After that, Kathleen became my sperm concierge, suggesting donors and answering my questions. I trusted her because while some of the lab girls inflated their assessments—they were trying to sell sperm, after all—Kathleen was honest to a fault. Her standards were very high, and so were mine, which was a problem, because nobody made it through our filters.

To be fair, it seemed reasonable to assume that my future child would want me to be picky. And there were multiple factors to juggle. If I found a donor who seemed to share my sensibilities, there would be other problems, like his family’s health history wasn’t a good match with mine (breast cancer under age sixty, kidney disease). Or I’d find a donor with a pristine health history but who was a six-foot-four Danish guy with Nordic features, a look that would stick out—and might make my child feel self-conscious—in my family of short, brown-haired Ashkenazi Jews. Other donors seemed to have good health, intelligence, and similar physical features, but something else would raise a red flag, like the donor who wrote that his favorite color was black, his favorite book Lolita, and his favorite movie A Clockwork Orange. I tried to imagine my child reading this profile one day and looking at me like, “And you chose this one?” I had the same reaction if the donor couldn’t spell or use punctuation correctly.

This process continued for three exhausting months, during which I began to lose hope that I’d find a healthy donor I’d be proud to tell my child about.

And then—finally!—I found him.

 

I came home late one evening to a message on my voicemail from Kathleen. She told me to check out a donor she described as looking like “a young George Clooney.” She added that she especially liked this donor because he was always friendly and in a great mood when he arrived at the bank to donate. I rolled my eyes. After all, if you’re a guy in his twenties who’s about to go watch porn and have an orgasm—and you’re getting paid for that—what’s not to be in a great mood about? But Kathleen gushed about this guy—he had good health, good looks, strong intelligence, and a winning personality.

“He’s the whole package,” she said confidently.

Kathleen had never sounded so enthusiastic, so I logged on to take a look. I clicked on his profile, pored over his health history, read his essays, listened to his audio interview, and instantly knew, in the same way that people talk about love at first sight, that I’d found The One. Everything about him—his likes and dislikes, his sense of humor, his interests and values—felt like family. Elated but exhausted, I figured I’d get some sleep and handle the details in the morning. The next day happened to be my birthday, and overnight I had vivid dreams about my baby for what felt like eight hours straight. For the first time, I pictured an actual baby coming from two specific people instead of some hazy idea of a baby with half its heritage blank.

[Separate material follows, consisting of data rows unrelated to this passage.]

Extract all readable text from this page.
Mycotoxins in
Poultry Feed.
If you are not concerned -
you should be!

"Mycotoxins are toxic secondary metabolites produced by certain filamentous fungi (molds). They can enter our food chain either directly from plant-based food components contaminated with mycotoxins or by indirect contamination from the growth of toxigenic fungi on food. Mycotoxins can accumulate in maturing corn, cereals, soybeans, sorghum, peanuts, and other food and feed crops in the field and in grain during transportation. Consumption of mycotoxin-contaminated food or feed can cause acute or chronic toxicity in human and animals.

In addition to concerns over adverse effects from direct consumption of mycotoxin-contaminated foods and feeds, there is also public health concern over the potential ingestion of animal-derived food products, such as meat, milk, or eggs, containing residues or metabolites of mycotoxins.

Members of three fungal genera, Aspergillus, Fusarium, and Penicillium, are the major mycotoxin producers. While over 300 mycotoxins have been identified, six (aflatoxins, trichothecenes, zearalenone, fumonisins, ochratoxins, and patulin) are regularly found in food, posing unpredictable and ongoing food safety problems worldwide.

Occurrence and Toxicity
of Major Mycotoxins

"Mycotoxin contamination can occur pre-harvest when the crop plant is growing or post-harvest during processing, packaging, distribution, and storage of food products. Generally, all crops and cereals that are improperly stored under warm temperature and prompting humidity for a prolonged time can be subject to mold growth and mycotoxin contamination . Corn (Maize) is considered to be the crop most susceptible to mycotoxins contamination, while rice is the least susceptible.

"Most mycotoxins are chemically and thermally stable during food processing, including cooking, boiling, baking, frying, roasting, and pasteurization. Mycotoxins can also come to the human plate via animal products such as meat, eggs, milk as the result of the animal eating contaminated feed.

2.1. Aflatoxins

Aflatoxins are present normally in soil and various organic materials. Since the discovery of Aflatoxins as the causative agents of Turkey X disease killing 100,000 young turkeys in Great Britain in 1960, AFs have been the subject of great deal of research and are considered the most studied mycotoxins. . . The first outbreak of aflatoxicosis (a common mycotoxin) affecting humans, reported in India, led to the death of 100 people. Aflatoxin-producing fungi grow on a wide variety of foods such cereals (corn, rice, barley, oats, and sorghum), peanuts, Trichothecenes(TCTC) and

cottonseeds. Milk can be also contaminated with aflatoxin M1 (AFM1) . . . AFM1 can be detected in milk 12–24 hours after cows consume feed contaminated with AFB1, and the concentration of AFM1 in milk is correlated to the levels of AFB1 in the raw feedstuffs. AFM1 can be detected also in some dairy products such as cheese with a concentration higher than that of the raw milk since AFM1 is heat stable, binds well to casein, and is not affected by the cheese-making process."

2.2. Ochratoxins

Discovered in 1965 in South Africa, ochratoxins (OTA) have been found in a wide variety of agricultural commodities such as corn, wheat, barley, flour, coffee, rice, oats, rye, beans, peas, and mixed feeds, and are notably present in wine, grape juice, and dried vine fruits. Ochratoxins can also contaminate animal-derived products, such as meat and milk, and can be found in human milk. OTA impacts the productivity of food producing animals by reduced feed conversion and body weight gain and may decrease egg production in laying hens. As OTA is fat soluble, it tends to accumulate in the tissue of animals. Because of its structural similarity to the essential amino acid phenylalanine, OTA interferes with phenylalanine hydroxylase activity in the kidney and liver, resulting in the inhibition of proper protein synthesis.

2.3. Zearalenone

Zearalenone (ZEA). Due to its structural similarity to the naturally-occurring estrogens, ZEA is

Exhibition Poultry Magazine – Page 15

In the morning, I jumped out of bed with a burst of excitement, the song “Child of Mine” playing in my head. Happy birthday to me! I’d been wanting a baby for the past several years, and finding a donor I felt so comfortable with seemed like the best birthday present ever. Heading to the computer, I smiled at my good fortune—I was really going to do this. I typed in the sperm bank’s URL, found the donor’s profile, and read it all over again. I was just as certain as I’d been the night before that he was The One—the one that would make sense to my child when he or she asked why, of all the possible donors, I chose this guy.